Szegedi's Damascus Road
But still, Szegedi was a leader in a major anti-Semitic party, and his public statements showed that, at the very least, he didn't like Jews and was suspicious of them.
But that would all change when Szegedi learned something about himself that would turn his world upside down: Szegedi discovered he was a Jew.
When rumors of his Jewish ancestry started swirling on the Internet, Szegedi went to talk to his 94-year-old grandmother, who he never knew was Jewish.
"She opened up and she talked about her life and how she was sent to Auschwitz and how our family was annihilated," he recalled. "I was shocked. First of all because I realized the Holocaust really happened."
At first, Szegedi tried to hide his Jewishness and act like nothing had happened. But he realized he couldn't stay in Jobbik.
"It started such a crisis in my consciousness," he told CBN News. "I realized I can't take part in any organization that has anything to do with anti-Semitism. And after my Jewish origins were disclosed, they really didn't want to see me in the party anymore."
A Spiritual 'Leper'
So what do you do when you discover you are one of the very things you hated? Szegedi decided to change.
He contacted local Rabbi Schlomo Koves, who first thought it was a joke.
"When I first met with Csanad, I had very, very mixed feelings because on one hand I was sitting across from a member of the Jobbik party, which has extreme anti-Semitic views," Rabbi Koves told CBN News.
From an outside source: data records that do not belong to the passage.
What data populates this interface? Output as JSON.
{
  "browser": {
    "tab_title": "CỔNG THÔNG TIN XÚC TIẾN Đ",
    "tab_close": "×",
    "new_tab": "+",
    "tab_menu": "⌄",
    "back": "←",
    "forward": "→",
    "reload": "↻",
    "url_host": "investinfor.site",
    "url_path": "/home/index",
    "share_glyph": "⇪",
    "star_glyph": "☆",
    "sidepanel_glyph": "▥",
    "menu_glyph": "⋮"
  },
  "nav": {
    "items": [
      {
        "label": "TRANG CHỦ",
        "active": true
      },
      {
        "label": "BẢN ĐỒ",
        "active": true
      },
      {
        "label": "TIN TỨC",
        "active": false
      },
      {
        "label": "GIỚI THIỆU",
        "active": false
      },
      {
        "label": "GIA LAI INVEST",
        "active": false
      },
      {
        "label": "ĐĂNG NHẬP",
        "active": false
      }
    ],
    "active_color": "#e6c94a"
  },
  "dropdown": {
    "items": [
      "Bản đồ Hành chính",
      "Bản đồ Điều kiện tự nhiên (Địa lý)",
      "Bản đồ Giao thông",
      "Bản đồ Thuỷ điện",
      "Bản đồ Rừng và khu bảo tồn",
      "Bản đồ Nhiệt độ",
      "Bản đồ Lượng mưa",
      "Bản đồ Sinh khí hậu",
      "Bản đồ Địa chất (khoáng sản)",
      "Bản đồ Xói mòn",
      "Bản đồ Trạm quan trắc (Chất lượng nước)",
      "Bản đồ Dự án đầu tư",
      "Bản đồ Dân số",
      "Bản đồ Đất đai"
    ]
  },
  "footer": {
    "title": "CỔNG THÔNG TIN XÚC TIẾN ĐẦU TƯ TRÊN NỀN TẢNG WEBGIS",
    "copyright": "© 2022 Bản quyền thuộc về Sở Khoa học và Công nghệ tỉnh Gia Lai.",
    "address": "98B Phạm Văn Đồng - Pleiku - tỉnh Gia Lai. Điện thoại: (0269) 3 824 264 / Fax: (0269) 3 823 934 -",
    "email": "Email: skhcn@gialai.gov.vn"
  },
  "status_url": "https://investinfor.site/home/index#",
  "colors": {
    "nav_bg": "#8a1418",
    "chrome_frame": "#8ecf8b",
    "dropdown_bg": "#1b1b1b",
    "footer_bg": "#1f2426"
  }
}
"But on the other hand, I was sitting across from a broken person who has realized what he has done and has come to a situation where he figured he had to change but he didn't know how to change," he said.
Szegedi started attending synagogue and jokes that he was treated by some members "like a leper."
"It was very interesting to see how other people viewed it and some stepped back," Rabbi Koves said. "They were shocked."
But Szegedi started taking classes at the synagogue, learning Hebrew and the meaning of kosher and Shabbat. He said his life has completely changed.
"It's changed everything. It's like being re-born, and the changes in my life are still happening," he said. "I had this set value system that I had to change completely. I had had this value system until I was 30 and I had to admit that it was all wrong and to find the will to change."
He also became a politician without a party and has continued to serve in the European parliament as an independent.
"As a politician, now I want to defend human rights for everyone," Szegedi explained. "I am aware of my responsibility and I know I will have to make it right in the future."
One of the high points of his new life was visiting Israel with his wife and visiting the Yad Vashem Holocaust Museum and the Western Wall.
"When I landed in Israel, airport security asked me a lot of questions, and when the guard asked me, 'Are you a Jew?' Then for the first time in my life, I could say, 'Yes,'" Szegedi recalled.
"Just to feel like you are on the right way spiritually, and you can get closer to God," he continued. "It's a whole new feeling for me, that I am doing the right thing."
"Since then, my life has been full of incredible miracles," he said. "But I believe everyone who chooses the way of God sees miracles."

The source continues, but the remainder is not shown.